Wenn sich positive Schritte der Entwicklung des politischen Klassenbewusstseins eines bedeutenden Teils der abhängig Beschäftigten anbahnen, sollten revolutionäre SozialistInnen nicht abseits stehen. Der Konsens in der „Linkspartei“ besteht aus konkreten Vorschlägen und Forderungen im Interesse der Beschäftigten und der Ausgegrenzten. Umstritten ist die strategische Orientierung, verbunden mit der programmatischen Haltung zum Kapitalismus. Nur diejenigen, die die genannten Forderungen ohne Rücksicht auf die Profitinteressen des Kapitals, die „Standortlogik“, die nationalen und die Systemgrenzen des Kapitalismus vertreten, können sie konsequent vertreten. Darum ist es so wichtig, in der „Linkspartei“ gegen jede Ausgrenzung der klar antikapitalistischen Positionen anzugehen und für eine offene Debatte über die programmatische und strategische Ausrichtung der „Linkspartei“ einzutreten.

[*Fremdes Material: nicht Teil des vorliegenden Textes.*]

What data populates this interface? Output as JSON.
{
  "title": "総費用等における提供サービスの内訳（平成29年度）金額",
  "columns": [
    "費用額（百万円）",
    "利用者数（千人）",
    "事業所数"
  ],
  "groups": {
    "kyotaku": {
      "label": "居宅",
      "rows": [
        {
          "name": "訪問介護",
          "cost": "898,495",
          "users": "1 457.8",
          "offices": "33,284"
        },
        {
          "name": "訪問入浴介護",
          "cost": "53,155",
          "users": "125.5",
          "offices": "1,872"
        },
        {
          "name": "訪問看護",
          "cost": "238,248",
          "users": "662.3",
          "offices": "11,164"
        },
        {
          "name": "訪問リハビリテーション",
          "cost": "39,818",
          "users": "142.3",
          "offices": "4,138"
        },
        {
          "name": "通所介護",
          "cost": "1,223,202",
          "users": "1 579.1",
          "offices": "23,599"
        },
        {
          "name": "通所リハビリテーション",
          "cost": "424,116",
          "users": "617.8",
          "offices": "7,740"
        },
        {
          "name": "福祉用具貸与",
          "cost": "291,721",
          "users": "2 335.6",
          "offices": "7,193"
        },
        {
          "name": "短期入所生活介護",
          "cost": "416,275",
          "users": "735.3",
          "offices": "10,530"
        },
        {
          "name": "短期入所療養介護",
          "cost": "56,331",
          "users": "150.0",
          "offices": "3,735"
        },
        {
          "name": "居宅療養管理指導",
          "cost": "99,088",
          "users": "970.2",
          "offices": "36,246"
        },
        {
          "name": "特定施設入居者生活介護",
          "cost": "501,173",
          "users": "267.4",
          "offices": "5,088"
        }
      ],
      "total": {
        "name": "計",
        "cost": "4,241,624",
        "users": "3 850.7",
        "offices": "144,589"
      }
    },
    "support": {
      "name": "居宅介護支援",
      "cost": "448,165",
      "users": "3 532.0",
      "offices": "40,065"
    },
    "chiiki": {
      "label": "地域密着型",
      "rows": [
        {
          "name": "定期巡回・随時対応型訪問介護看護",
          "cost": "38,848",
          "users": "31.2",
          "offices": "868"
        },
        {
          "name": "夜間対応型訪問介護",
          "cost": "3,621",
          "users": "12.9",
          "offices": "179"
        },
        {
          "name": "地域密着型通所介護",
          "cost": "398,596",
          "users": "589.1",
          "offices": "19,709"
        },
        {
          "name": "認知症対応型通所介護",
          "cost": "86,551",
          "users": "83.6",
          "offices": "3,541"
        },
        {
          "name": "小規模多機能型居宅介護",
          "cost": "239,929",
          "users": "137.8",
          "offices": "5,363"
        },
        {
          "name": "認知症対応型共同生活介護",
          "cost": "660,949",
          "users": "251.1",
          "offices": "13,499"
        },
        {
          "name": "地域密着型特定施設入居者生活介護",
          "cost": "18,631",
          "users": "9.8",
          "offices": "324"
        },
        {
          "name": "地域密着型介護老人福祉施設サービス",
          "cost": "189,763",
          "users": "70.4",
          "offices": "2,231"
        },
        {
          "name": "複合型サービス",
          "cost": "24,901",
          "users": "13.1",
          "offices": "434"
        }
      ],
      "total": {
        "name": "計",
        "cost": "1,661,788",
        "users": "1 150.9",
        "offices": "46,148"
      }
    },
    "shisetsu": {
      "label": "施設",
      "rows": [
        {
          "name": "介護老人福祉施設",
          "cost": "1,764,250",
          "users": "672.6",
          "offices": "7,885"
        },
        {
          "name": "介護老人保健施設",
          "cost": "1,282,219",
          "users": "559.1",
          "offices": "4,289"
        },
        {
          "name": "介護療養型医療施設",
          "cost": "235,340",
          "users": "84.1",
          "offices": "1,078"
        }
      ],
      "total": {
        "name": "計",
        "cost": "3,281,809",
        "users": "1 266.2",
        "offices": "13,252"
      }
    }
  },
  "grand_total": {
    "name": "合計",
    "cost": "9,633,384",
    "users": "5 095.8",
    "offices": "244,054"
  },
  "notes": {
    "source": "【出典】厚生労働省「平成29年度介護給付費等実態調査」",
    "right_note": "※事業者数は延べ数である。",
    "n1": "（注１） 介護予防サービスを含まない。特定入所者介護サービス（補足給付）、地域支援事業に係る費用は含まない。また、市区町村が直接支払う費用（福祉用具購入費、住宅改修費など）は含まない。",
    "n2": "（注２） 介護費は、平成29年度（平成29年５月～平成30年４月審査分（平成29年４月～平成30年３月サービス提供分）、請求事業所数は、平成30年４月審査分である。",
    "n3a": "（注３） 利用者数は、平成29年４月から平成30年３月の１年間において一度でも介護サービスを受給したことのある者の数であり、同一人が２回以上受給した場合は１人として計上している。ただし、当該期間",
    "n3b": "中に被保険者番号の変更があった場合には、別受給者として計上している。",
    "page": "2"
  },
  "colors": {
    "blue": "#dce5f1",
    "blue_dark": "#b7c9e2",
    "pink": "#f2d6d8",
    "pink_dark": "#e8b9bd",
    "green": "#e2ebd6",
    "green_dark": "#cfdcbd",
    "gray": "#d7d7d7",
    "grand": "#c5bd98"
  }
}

Es wird viel davon abhängen, dass sich die antikapitalistischen, sozialistischen, marxistisch und revolutionär denkenden Kräfte, so sehr sie heute noch eine Minderheit sind, Gehör verschaffen und in den Dialog mit den sich neu politisch aktivierenden Schichten der abhängig Beschäftigten treten. Eine kommentierende Beschäftigung mit der „Linkspartei“ von außen, bei der lediglich die Mängel ihrer Orientierung aufgespießt und charakterisiert werden, wird uns dem Aufbau einer revolutionären Partei mit Masseneinfluss um keinen Flohsprung näher bringen.
Mitte August 2005 |
Dem vorliegenden Beitrag liegt ein Artikel für die französische Inprecor Nr. 507/508 vom Juli/August 2005 zu Grunde. Der Autor hat ihn für die Zwecke der Debatte auf den „Gelben Seiten“ der deutschsprachigen Inprekorr geringfügig geändert, aktualisiert und etwas erweitert. |
Dieser Artikel erschien in Inprekorr Nr. 406/407 (September/Oktober 2005).